Per niente al mondo è l’opera seconda di Ciro D’Emilio, dopo l’apprezzato Un giorno all’improvviso, selezionato a Venezia 75 Orizzonti nel 2018, valso il Nastro d’Argento per la Migliore Interpretazione Femminile a Anna Foglietta. D’Emilio si conferma eccellente direttore d’attori: stavolta tocca a Guido Caprino, mai così largo e profondo.

Prodotto da Lungta Film di Andrea Calbucci e Maurizio Piazza e Vision Distribution e in collaborazione con Sky e Rai Cinema, nel cast anche Boris Isakovic, Irene Casagrande, Antonio Zavatteri, Diego Ribon, Antonella Attili, Josafat Vagni e Valentina Carnelutti, Caprino incarna lo chef Bernardo (Guido Caprino), affascinante, di successo, separato con figlia, circondato da amici, il rally per passione e la stella Michelin per obiettivo.  Finché il destino non gli gioca un brutto, bruttissimo scherzo: finisce dentro, accusato di aver orchestrato la rapina nella villa di uno dei suoi migliori amici. Gli levano il ristorante, lo mollano tutti, tranne la figlia e un detenuto (il bravo Boris Isakovic, Quo Vadis, Aida?): come riottenere quello che la vita gli ha strappato via?

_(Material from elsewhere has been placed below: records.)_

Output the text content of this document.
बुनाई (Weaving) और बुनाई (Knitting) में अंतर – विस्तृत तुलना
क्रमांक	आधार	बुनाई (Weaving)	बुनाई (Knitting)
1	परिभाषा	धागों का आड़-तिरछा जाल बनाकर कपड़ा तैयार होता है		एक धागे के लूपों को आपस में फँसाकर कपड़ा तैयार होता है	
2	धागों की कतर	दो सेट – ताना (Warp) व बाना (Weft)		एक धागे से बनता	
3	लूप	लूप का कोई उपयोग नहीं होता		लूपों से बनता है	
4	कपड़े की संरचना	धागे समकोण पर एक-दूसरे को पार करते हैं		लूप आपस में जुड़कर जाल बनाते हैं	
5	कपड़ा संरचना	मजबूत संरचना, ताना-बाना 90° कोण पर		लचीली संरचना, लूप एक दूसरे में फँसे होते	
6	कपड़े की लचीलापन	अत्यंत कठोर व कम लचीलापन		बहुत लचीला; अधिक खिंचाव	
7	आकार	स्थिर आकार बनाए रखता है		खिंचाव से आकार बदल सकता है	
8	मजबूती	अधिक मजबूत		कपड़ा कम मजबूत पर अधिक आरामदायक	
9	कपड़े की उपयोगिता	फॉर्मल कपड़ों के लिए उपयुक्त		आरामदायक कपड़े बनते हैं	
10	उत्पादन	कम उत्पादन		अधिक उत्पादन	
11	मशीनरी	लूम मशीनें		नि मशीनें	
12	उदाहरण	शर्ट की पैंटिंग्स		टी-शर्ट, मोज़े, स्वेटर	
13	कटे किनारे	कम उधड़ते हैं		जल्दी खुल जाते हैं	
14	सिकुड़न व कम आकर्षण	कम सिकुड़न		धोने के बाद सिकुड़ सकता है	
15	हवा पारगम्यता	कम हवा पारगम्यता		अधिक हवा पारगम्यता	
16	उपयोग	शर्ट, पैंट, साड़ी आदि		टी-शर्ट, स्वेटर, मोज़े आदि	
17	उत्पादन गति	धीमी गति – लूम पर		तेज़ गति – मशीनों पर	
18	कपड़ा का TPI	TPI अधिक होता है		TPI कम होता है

Per niente al mondo è ben girato, forse con qualche grandangolo di troppo e transfocate scolastiche, ma la mano di D’Emilio è sicura, svelta senza sciatteria. Caprino, abbiamo detto, è solido, e il milieu provinciale in cui si muove non irrealistico, semmai un tot didascalico. Meno bene, viceversa, il coté criminale, sebbene Isakovic dia un imprimatur importante per credibilità: nondimeno, la vita fuori dalle sbarre e non a mano armata funziona di più, anche per gli interpreti, per tacere della drammaturgia.

Ci troviamo, comunque, in un cinema mai mediocre, mediano tra autorialità e consumo, più che medio, capace di valorizzare talenti dietro e davanti la camera, meno in scrittura: D’Emilio e Cosimo Calamini, che firmano soggetto e sceneggiatura come in Un giorno all’improvviso, si perdono il film, consegnandosi a un finale sbagliato, tanto simmetrico – l’arco di Per niente al mondo è la profezia, ovvero il sospetto, che si avvera - e prevedibile quanto approssimativo e sbrigativo.

Irresoluto, insomma, ed è un peccato per quanto di buono D’Emilio ci aveva fatto vedere prima.